Attraverso le traversie della formazione – dalle difficoltà logistiche dei primi anni, a quelle legislative, in particolare per i permessi di soggiorno – Fonzo ripercorre le vicende di una realtà che supera la dimensione calcistica, prima di tutto ponendo come obiettivo la lotta al razzismo, ma anche collaborando o meno con i centri sociali e le altre compagini presenti sul territorio. Questo percorso ha portato la squadra a integrare atleti provenienti da contesti culturali molto diversi fra loro, dal Sud America, fino all’Africa, passando anche – in un unico caso – per l’Europa orientale.

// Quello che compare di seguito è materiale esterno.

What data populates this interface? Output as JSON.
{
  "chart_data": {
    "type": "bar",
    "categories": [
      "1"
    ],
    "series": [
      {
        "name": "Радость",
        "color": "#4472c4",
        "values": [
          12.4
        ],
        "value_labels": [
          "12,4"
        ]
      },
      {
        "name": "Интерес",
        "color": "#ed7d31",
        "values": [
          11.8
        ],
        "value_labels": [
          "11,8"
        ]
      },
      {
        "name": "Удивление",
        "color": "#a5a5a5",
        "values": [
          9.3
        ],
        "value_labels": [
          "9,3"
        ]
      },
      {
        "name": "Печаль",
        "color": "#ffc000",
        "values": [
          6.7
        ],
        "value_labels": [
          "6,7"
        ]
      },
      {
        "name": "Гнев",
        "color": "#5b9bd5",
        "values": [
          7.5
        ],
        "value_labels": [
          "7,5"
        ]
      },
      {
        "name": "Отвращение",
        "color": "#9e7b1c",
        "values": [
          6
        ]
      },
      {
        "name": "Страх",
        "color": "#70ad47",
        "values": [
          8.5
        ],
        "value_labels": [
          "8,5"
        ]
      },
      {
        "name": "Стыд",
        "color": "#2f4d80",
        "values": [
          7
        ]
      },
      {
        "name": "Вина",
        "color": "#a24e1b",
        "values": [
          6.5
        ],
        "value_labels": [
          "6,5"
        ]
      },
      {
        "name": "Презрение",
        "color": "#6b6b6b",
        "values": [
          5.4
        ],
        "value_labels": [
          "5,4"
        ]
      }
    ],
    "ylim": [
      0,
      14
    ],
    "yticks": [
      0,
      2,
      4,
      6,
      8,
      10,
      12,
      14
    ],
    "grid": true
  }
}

Tale sforzo non viene meno neanche con l’iscrizione al campionato figc nel 2013. Il dato non è secondario: oltre a un maggior agonismo il passaggio è complicato anche dalla progressiva logica dello sport spettacolo, inevitabile conseguenza dell’aumento del livello calcistico. Più sale la categoria, più i giocatori ricevono compensi e, soprattutto, si riduce il numero degli atleti non italiani con un almeno apparente ridimensionamento del potenziale d’integrazione. È, però, vero anche il contrario: facendo dell’integrazione la sua bandiera, l’Afro-Napoli United ottiene maggiore visibilità man mano che prosegue la sua scalata nel calcio semiprofessionistico, strutturandosi perché non venga meno la sua componente attiva. La società ha infatti mantenuto il proprio spirito, non solo nel sociale, preservando una propria formazione amatoriale, dove è molto più facile giocare per i migranti, ma organizzando pure un settore giovanile, che realizza regolarmente provini per reclutare nuovi talenti. Questo sforzo ha anche investito la complessa questione di genere, ben più complicata per una realtà calcistica, portando alla costituzione di due formazioni femminili, una calcistica, l’altra di futsal.
In questo processo Fonzo è bravo a non cadere nella tentazione di celebrare acriticamente la formazione, segnalando anzi le contraddizioni (la dialettica tra il progetto di integrazione e una forte competitività che conduce a selezionare i giocatori in base al talento) e aneddoti negativi (la vicenda di Mario Balotelli che, fuori rosa al Liverpool nel 2015, non degnò di una risposta l’offerta della compagine partenopea).
Ancora più grave, la «professionalizzazione» della squadra impone un criterio che non tiene conto della sintonia fra il progetto culturale e l’opinione dei singoli atleti. Sebbene Fonzo riporti che tutti gli atleti sono felici di contribuire alla causa, talvolta l’impegno sportivo non si accompagna a quello sociale. Lo dimostra il caso del capitano della squadra femminile Concetta Astarita. Candidata per le elezioni comunali con una lista civica collegata alla Lega di Matteo Salvini e appoggiata dal resto della squadra, Astarita si rifiutò di rinunciare al proprio impegno politico, come richiesto dalla dirigenza dell’Afro-Napoli United, finendo per portare alla scissione della compagine femminile dalla società madre.
Il testo di Fonzo è una buona analisi che, attraverso una vicenda locale, illumina il più ampio contesto del calcio e della società italiana. Induce a riflettere sulle potenzialità dello sport nell’odierna società multiculturale e getta luce su un’esperienza nel complesso positiva per superare la xenofobia nonostante l’arretratezza italiana nell’Europa occidentale.